Ein Linienbusfahrer scheint eine Umleitung zu kennen. Wir sollen ihm folgen und müssen dabei auf der Hut sein, ihn nicht aus den Augen zu verlieren. Bevor der Linienbus anders abbiegt, gibt er Alexander noch ein paar Tipps, wie wir wieder aus Pereira hinausfinden. Gesagt, getan, einmal zu früh abgebogen und schon stehen wir vor der nächsten Barriere.
Alexander und Cilfredo kratzen sich am Kopf und ich überlege mir, einen Taxifahrer zu besorgen, der uns den Ausgang nach Medellín zeigt. Gerne würde ich den auch bezahlen, bloß um endlich weiter zu kommen. Schließlich finden wir doch ohne weitere fremde Hilfe aus der Stadt, haben aber fast eine Dreiviertelstunde verloren. Als wäre die Fahrt nicht eh schon lange genug.
Die nächste größere Pause steht in Irra an, bei einem breiten Fluss. Ist das wieder der Rio Magdalena? Nein, den haben wir auf dem Weg nach Popayan verlassen. Unsere Route verläuft hier am parallel verlaufenden Rio Cauca. Erst nach gut 500 Kilometern wird dieser in den Rio Magdalena münden.
Das Dorf Irra wirkt ärmlich. Wie damals in der Dom-Rep wohnen die ganz armen Menschen direkt am Fluss in einfachen Hütten. Die auf dem ersten Blick idyllische Wohnanlage birgt ihre Tücken: Bei Hochwasser werden die Hütten gerne mal weggeschwemmt. Zudem sind bei länger anhaltenden Niederschlägen Erdrutsche möglich.
Doch auch im Ort sind Putz und Farbe eher ein Luxus. Umso überraschter sind wir über die gut sortierte Bäckerei. Die Kolumbianer legen viel Wert auf frische Backware, egal ob süß oder salzig. So sind es oft die Bäckereien, die sich in den Orten behaupten können und sich bis heute regen Kundenbetrieb freuen können.
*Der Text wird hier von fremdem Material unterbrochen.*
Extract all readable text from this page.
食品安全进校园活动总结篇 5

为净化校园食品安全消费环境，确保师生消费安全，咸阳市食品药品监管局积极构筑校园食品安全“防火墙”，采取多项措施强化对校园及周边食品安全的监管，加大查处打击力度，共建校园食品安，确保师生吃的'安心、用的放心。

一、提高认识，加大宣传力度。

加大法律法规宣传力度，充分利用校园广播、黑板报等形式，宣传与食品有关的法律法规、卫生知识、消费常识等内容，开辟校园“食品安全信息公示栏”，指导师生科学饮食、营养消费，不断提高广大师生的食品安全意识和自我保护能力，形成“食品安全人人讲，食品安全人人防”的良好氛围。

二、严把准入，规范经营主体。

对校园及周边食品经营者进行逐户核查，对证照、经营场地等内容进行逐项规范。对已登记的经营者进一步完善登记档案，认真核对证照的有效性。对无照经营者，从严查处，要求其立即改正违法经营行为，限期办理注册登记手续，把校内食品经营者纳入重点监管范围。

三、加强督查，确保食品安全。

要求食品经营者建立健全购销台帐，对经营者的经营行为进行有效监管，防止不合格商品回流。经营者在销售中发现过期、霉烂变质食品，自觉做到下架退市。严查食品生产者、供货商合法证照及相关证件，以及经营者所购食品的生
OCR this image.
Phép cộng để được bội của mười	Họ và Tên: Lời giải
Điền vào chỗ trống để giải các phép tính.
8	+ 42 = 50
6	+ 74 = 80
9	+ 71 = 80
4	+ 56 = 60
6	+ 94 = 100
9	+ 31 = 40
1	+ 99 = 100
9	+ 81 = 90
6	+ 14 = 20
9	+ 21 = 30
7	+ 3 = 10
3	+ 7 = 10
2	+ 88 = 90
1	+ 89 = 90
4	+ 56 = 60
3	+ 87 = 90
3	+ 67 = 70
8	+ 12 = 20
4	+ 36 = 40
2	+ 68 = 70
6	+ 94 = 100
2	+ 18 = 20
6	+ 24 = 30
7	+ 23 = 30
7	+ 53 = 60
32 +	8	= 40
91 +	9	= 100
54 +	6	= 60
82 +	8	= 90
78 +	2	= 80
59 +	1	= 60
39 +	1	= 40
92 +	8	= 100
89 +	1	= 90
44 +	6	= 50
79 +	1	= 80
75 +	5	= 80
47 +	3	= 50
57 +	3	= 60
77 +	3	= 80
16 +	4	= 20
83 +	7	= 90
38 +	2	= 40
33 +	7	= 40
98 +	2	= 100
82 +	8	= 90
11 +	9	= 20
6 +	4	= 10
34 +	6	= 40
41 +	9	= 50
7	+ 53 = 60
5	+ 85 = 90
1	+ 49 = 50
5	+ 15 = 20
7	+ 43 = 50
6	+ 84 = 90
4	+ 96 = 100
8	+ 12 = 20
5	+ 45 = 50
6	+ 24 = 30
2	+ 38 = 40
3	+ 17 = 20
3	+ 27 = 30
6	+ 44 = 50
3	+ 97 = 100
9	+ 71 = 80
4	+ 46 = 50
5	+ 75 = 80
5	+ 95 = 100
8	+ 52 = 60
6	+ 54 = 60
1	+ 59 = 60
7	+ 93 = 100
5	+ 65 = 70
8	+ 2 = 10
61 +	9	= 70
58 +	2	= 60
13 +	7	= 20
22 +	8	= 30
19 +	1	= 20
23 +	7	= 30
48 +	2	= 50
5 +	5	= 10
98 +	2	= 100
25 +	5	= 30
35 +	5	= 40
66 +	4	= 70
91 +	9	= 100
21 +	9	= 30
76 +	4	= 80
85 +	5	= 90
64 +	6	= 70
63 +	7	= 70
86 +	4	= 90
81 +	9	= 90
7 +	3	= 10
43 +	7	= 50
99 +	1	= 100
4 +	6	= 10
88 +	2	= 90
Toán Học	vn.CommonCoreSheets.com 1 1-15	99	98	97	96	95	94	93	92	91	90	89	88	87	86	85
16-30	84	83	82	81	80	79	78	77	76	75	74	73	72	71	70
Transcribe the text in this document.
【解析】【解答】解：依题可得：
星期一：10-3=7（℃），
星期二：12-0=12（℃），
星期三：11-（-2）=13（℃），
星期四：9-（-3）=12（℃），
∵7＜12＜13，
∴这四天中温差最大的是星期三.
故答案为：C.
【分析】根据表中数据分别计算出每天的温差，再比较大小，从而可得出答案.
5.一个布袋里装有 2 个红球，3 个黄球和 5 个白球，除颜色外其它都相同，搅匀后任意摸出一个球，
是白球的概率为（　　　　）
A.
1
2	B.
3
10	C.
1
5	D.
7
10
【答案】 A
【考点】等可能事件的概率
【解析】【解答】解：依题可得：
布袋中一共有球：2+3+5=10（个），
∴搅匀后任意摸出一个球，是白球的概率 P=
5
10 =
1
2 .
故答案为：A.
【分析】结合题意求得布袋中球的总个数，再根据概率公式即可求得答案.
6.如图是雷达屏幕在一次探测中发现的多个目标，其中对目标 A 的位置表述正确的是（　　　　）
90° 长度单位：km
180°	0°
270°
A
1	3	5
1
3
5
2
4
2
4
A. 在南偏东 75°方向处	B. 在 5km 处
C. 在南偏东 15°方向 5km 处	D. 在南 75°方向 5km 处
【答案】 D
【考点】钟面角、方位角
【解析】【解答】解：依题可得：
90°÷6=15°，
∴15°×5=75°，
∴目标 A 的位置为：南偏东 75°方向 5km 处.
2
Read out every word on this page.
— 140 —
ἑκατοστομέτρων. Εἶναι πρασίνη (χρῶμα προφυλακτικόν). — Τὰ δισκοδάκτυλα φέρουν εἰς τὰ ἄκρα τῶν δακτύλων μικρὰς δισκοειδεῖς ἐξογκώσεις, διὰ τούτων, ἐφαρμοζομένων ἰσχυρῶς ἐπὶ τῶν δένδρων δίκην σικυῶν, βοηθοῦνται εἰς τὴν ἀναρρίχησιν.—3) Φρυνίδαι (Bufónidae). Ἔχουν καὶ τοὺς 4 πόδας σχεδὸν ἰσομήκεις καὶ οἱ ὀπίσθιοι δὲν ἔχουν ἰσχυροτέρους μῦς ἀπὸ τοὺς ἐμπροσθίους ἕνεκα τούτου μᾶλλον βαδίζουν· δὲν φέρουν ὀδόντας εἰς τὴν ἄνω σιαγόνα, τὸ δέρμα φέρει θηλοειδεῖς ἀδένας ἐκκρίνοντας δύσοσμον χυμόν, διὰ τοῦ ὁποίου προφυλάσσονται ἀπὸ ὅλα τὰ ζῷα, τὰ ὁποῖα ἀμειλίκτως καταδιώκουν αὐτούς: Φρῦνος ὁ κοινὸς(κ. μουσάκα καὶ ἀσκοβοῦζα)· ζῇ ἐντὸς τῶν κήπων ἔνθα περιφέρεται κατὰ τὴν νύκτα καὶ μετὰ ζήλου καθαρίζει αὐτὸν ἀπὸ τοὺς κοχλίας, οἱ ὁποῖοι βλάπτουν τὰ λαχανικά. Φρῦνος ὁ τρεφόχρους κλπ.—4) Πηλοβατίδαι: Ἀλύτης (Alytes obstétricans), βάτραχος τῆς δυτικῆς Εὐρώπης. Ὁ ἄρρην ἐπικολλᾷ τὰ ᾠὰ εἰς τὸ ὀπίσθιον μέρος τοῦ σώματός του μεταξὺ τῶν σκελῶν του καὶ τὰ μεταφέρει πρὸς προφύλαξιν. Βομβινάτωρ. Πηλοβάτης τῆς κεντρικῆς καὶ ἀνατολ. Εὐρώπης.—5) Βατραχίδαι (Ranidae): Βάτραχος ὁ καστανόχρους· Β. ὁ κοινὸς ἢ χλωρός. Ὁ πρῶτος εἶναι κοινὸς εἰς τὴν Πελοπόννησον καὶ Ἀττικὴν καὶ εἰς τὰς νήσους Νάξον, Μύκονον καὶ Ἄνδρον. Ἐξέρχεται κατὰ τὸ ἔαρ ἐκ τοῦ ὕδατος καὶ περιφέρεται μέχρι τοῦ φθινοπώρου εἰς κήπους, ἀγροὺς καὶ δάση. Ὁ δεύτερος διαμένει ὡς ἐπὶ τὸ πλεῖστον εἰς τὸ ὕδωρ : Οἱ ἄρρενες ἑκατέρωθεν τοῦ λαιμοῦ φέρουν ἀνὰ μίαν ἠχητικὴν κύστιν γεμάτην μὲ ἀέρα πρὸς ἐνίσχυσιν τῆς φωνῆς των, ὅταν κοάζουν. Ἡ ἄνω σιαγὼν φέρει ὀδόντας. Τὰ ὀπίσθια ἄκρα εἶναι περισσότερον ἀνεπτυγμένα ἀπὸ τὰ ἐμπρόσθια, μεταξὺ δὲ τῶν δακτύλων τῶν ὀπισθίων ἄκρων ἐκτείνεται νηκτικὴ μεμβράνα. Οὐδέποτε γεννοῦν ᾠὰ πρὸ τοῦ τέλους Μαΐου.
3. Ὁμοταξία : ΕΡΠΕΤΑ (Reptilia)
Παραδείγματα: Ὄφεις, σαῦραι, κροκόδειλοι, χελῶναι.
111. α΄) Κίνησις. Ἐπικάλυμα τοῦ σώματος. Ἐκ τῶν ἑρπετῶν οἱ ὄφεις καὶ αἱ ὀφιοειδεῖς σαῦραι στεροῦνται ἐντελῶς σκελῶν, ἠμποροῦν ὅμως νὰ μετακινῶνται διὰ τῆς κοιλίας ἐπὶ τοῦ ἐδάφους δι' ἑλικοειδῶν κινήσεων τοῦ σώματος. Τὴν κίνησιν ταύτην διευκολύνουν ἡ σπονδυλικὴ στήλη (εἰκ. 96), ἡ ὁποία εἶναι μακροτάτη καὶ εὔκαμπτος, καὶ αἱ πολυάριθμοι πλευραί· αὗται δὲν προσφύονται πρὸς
Wir holen ein paar Leckereien für unterwegs und schauen uns etwas im Ort um. Wussten wir es doch: So wie es in jedem Ort eine Bäckerei gibt, so gibt es auch einen gratis WiFi-Spot mit daran angeschlossener Ladestation.
Entlang dem Rio Cauca fahren wir weiter in den Norden. Immer wieder werden wir von Baustellen gestoppt, die im Halbstundentakt die Fahrtrichtung wechseln. So liegen trotz des frühen Starts um sieben Uhr bis zur Mittagspause gerade mal 180 Kilometer der Strecke hinter uns.
Wir sind froh, dass wir uns in La Pintada ein wenig die Beine vertreten können. Während der Großteil der Gruppe schnellstmöglich bzw. wie üblich im Restaurant verschwindet, wollen wir in Ruhe Kaffee trinken gehen.
Doch das mit der Ruhe ist gar nicht so einfach in La Pintada. Der Ort wirkt wie eine typische Durchfahrtsstadt. Es stinkt nach Dieselmotoren, während ein Laster nach dem anderen an uns vorbei rumpelt. Sie bilden den krassen Kontrast zu den herrlichen Berggipfeln rund um La Pintada.
Schließlich befinden wir uns nach wie vor in der Kaffeeregion. Und auch wenn wir uns schönere Orte für Urlaub vorstellen können, gibt es hier einige, fast schon luxuriöse Ferienressorts am Rio Cauca.
Die Weiterfahrt nach Medellin ist aussichtsreich mit kurzen Stopps bei verschiedenen Miradores im Gebirge. Doch wir sind froh, als wir abends endlich in Medellín ankommen. Es ist bereits dunkel und wir sind hundemüde. Es ist uns fast schon egal, dass wir hier nur in einem schnöden Stadthotel frei jeden Flairs oder Komforts einchecken.
Doch das Zimmer des Hotel Aqua Express ist zweckmäßig und sauber. Und wir befinden uns am Rande des Party-Stadtteils El Poblado. Das stimmt doch zuversichtlich, dass wir später einen schönen Ort finden werden, um einen entspannten Abend zu verbringen.